Scottish Unionism is finished and has been for some time
Does the book point to Scottish independence as the way forward?
“It’s a book for a big international market and that question is left entirely open,” said Pittock. “The book suggests that the Union doesn’t really work as it’s presently constituted. People think the Union’s been there for 300 years but the kind of Union we have now is much younger than that.”
He believes that many in Scotland, including the politicians, have not yet worked out how to deal with this new type of very rigid English-orientated Union.
“The other point the book makes is that maybe the current politics of Scotland haven’t made themselves properly ready to be anything else than within the Union,” said Professor Pittock.
“The book is meant to be balanced and say the Union has ceased to be what it used to be but if Scotland wants to be any different, it has to find the politics to be different.

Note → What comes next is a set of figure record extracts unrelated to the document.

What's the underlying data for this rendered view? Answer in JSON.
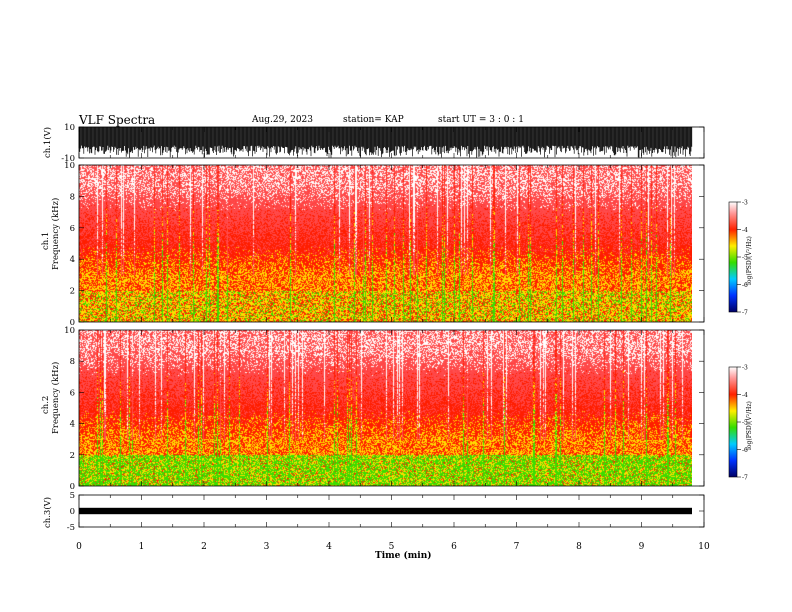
{
  "header": {
    "title": "VLF Spectra",
    "date": "Aug.29, 2023",
    "station": "station= KAP",
    "start": "start  UT  =   3 : 0  : 1"
  },
  "chart_data": [
    {
      "type": "line",
      "ylabel": "ch.1(V)",
      "ylim": [
        -10,
        10
      ],
      "y_ticks": [
        "10",
        "-10"
      ],
      "description_of_signal": "dense noisy waveform saturating near +10 V"
    },
    {
      "type": "heatmap",
      "ylabel": "ch.1\nFrequency (kHz)",
      "ylim": [
        0,
        10
      ],
      "y_ticks": [
        "0",
        "2",
        "4",
        "6",
        "8",
        "10"
      ],
      "colorbar": {
        "label": "log(PSD)(V²/Hz)",
        "range": [
          -7,
          -3
        ],
        "ticks": [
          "-3",
          "-4",
          "-5",
          "-6",
          "-7"
        ]
      }
    },
    {
      "type": "heatmap",
      "ylabel": "ch.2\nFrequency (kHz)",
      "ylim": [
        0,
        10
      ],
      "y_ticks": [
        "0",
        "2",
        "4",
        "6",
        "8",
        "10"
      ],
      "colorbar": {
        "label": "log(PSD)(V²/Hz)",
        "range": [
          -7,
          -3
        ],
        "ticks": [
          "-3",
          "-4",
          "-5",
          "-6",
          "-7"
        ]
      }
    },
    {
      "type": "line",
      "ylabel": "ch.3(V)",
      "ylim": [
        -5,
        5
      ],
      "y_ticks": [
        "5",
        "0",
        "-5"
      ],
      "xlabel": "Time (min)",
      "xlim": [
        0,
        10
      ],
      "x_ticks": [
        "0",
        "1",
        "2",
        "3",
        "4",
        "5",
        "6",
        "7",
        "8",
        "9",
        "10"
      ]
    }
  ],
  "labels": {
    "ch1_axis": "ch.1(V)",
    "ch1_freq_a": "ch.1",
    "ch1_freq_b": "Frequency (kHz)",
    "ch2_freq_a": "ch.2",
    "ch2_freq_b": "Frequency (kHz)",
    "ch3_axis": "ch.3(V)",
    "xlabel": "Time (min)",
    "cbar_label": "log(PSD)(V²/Hz)"
  },
  "colors": {
    "background": "#ffffff",
    "axis": "#000000",
    "psd_low": "#0000aa",
    "psd_mid_green": "#33dd00",
    "psd_yellow": "#ffee00",
    "psd_red": "#ff2200",
    "psd_high": "#ffffff"
  }
}
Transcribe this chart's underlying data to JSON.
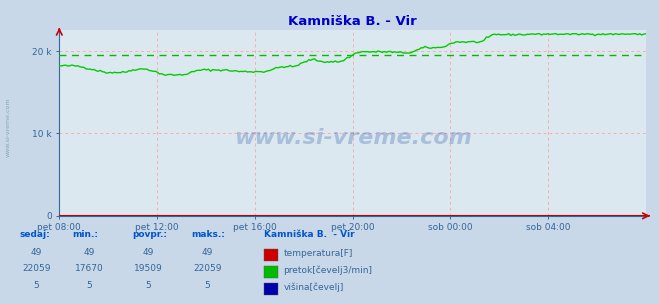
{
  "title": "Kamniška B. - Vir",
  "title_color": "#0000cc",
  "bg_color": "#c8d8e8",
  "plot_bg_color": "#dce8f0",
  "grid_color": "#ffaaaa",
  "avg_line_color": "#00bb00",
  "avg_value": 19509,
  "ymax": 22500,
  "yticks": [
    0,
    10000,
    20000
  ],
  "ytick_labels": [
    "0",
    "10 k",
    "20 k"
  ],
  "xtick_labels": [
    "pet 08:00",
    "pet 12:00",
    "pet 16:00",
    "pet 20:00",
    "sob 00:00",
    "sob 04:00"
  ],
  "xtick_positions": [
    0.0,
    0.1667,
    0.3333,
    0.5,
    0.6667,
    0.8333
  ],
  "line_color_pretok": "#00cc00",
  "line_color_temp": "#cc0000",
  "line_color_visina": "#0000aa",
  "watermark": "www.si-vreme.com",
  "watermark_color": "#2255aa",
  "legend_title": "Kamniška B.  - Vir",
  "legend_items": [
    {
      "label": "temperatura[F]",
      "color": "#cc0000"
    },
    {
      "label": "pretok[čevelj3/min]",
      "color": "#00bb00"
    },
    {
      "label": "višina[čevelj]",
      "color": "#0000aa"
    }
  ],
  "table_headers": [
    "sedaj:",
    "min.:",
    "povpr.:",
    "maks.:"
  ],
  "table_rows": [
    [
      49,
      49,
      49,
      49
    ],
    [
      22059,
      17670,
      19509,
      22059
    ],
    [
      5,
      5,
      5,
      5
    ]
  ],
  "sidebar_text": "www.si-vreme.com"
}
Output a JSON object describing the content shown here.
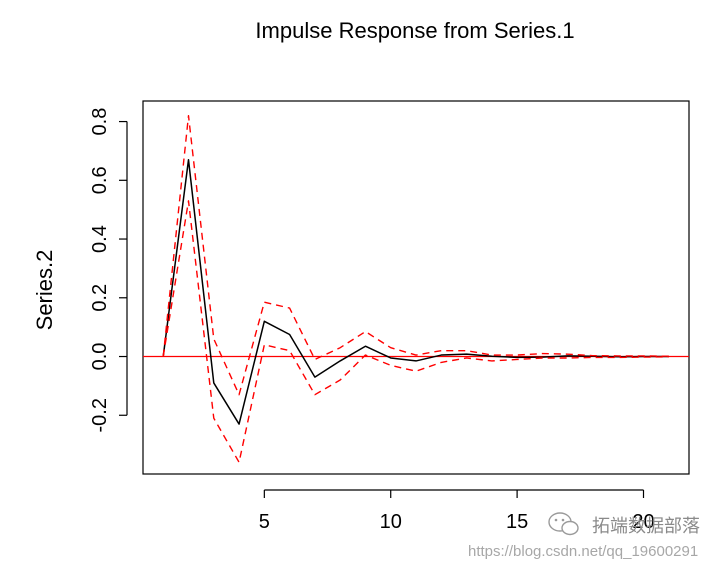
{
  "chart_data": {
    "type": "line",
    "title": "Impulse Response from Series.1",
    "ylabel": "Series.2",
    "xlabel": "",
    "xlim": [
      0.2,
      21.8
    ],
    "ylim": [
      -0.4,
      0.87
    ],
    "x_ticks": [
      5,
      10,
      15,
      20
    ],
    "y_ticks": [
      -0.2,
      0.0,
      0.2,
      0.4,
      0.6,
      0.8
    ],
    "y_tick_labels": [
      "-0.2",
      "0.0",
      "0.2",
      "0.4",
      "0.6",
      "0.8"
    ],
    "x_tick_labels": [
      "5",
      "10",
      "15",
      "20"
    ],
    "x": [
      1,
      2,
      3,
      4,
      5,
      6,
      7,
      8,
      9,
      10,
      11,
      12,
      13,
      14,
      15,
      16,
      17,
      18,
      19,
      20,
      21
    ],
    "grid": false,
    "reference_line": {
      "y": 0,
      "color": "#ff0000"
    },
    "series": [
      {
        "values": [
          0,
          0.67,
          -0.09,
          -0.23,
          0.12,
          0.075,
          -0.07,
          -0.015,
          0.035,
          -0.005,
          -0.015,
          0.005,
          0.008,
          0.001,
          -0.003,
          -0.002,
          0.002,
          0.001,
          -0.001,
          0.0,
          0.0
        ],
        "color": "#000000",
        "style": "solid"
      },
      {
        "values": [
          0,
          0.82,
          0.06,
          -0.13,
          0.185,
          0.165,
          -0.01,
          0.03,
          0.085,
          0.03,
          0.005,
          0.02,
          0.02,
          0.005,
          0.005,
          0.01,
          0.008,
          0.003,
          0.002,
          0.002,
          0.001
        ],
        "color": "#ff0000",
        "style": "dashed"
      },
      {
        "values": [
          0,
          0.53,
          -0.21,
          -0.36,
          0.04,
          0.02,
          -0.13,
          -0.08,
          0.005,
          -0.03,
          -0.05,
          -0.02,
          -0.005,
          -0.015,
          -0.01,
          -0.005,
          -0.005,
          -0.003,
          -0.003,
          -0.002,
          -0.001
        ],
        "color": "#ff0000",
        "style": "dashed"
      }
    ]
  },
  "watermark": {
    "brand_text": "拓端数据部落",
    "url_text": "https://blog.csdn.net/qq_19600291",
    "icon": "wechat-icon"
  }
}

And it hasn’t quite found that yet. The electoral politics and the constitutional politics don’t exactly map on to one another.
“I don’t over specify but I think if you want to develop a different state, you have to develop a different politics, a different set of institutions and very consistent messaging around that, difficult as it is.”
It might help if people, particularly leaders, knew their history, according to Pittock.
“History is extremely important, yet we are seeing political decisions of enormous moment being taken by people who think that they don’t need to know any history. This has been getting steadily worse for the last 40 years but history is the best guide to the future we’ve got,” Pittock said.